By the year 2000, Latin America will contain five metropolitan areas with more than 8 million people. Their combined population will be over 70 million, and approximately one Latin American in seven will live in those five cities. Two of them, Mexico City and São Paulo, will arguably be the world’s two largest cities.
The sheer number of people living in Latin America’s mega-cities is not the only reason for looking at them carefully. Unfortunately, they also demonstrate many of the worst symptoms of the region’s underdevelopment: vast areas of shanty towns, huge numbers of poor people, high concentrations of air and water pollution, and serious levels of traffic congestion. This book is about the prospects for their future.

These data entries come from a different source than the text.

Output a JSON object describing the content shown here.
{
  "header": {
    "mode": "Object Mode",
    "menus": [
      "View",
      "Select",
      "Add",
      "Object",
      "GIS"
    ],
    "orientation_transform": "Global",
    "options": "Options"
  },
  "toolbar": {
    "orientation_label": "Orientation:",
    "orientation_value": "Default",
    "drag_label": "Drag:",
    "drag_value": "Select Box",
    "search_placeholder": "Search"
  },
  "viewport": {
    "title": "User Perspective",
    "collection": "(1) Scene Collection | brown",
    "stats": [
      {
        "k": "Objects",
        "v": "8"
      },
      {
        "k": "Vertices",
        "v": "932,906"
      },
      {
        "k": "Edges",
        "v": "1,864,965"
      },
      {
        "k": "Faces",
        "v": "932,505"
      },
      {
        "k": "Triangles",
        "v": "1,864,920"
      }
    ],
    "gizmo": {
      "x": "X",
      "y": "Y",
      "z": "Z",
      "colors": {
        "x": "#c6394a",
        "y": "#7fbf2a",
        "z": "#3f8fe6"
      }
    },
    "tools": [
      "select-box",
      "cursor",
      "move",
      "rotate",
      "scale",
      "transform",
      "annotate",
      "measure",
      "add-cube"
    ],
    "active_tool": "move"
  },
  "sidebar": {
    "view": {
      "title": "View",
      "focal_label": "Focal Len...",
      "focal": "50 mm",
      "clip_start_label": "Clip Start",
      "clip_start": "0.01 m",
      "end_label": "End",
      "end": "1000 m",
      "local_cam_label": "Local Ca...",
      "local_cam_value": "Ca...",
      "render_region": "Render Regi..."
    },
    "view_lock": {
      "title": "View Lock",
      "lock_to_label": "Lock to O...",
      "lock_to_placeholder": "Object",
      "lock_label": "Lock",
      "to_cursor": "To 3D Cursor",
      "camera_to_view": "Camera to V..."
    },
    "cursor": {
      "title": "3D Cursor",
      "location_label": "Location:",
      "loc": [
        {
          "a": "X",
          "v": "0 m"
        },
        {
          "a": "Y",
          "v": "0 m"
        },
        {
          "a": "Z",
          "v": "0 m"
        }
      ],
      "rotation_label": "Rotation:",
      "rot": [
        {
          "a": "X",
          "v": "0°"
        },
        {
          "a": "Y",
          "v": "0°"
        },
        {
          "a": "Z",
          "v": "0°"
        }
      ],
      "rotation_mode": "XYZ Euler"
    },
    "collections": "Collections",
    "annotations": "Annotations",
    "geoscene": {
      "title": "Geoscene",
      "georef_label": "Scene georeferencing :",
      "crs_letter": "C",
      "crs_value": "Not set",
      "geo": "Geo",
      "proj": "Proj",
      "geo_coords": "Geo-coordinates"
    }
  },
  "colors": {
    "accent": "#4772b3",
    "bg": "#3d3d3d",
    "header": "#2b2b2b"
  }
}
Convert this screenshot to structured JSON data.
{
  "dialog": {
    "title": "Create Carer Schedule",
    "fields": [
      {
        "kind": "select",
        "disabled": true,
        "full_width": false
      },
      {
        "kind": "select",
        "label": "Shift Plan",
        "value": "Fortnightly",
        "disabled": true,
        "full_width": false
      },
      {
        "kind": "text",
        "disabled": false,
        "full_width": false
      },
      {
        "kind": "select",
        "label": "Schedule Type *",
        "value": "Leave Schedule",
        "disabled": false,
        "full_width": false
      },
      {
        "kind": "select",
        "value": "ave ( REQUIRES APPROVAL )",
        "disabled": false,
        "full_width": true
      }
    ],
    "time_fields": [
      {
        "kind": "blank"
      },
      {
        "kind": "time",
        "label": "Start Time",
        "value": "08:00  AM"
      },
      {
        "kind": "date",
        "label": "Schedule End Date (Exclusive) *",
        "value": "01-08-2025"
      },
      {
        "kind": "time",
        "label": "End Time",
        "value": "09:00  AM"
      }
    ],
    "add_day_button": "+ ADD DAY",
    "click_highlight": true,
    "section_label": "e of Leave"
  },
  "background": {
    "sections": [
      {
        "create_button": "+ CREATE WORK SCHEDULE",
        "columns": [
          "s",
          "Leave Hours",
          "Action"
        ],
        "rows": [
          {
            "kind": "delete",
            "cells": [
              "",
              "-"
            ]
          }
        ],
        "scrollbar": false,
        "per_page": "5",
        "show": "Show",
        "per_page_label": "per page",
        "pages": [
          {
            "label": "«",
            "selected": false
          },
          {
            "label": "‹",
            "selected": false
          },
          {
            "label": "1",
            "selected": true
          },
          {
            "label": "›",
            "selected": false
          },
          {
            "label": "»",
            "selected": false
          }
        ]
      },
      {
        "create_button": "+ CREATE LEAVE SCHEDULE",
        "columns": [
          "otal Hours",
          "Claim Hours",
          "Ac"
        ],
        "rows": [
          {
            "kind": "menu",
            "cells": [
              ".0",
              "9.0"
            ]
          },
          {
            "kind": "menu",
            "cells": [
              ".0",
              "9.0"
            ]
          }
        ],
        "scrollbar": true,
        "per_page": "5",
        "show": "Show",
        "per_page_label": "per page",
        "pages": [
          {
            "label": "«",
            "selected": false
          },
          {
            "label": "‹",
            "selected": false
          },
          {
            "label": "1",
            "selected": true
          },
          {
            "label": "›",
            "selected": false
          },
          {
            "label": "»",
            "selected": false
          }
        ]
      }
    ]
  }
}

Several conclusions emerge from the book. First, the largest cities of Latin America differ greatly in terms of their future prospects. It is easier to be optimistic in Buenos Aires than in Lima. Second, whether urban problems improve or deteriorate has little to do with size of city and a great deal to do with trends in the wider economy and society. Third, Latin America’s mega-cities are not going to grow to unmanageable proportions because their growth rates have generally slowed. Fourth, management is a critical issue for the future.
The book examines the six largest cities (Mexico City, São Paulo, Buenos Aires, Rio de Janeiro, Lima, and Santa Fé de Bogotá); discusses the demography of urban growth in the region; and focuses on the particularly sensitive issues of public administration, transportation, and land, housing, and infrastructure.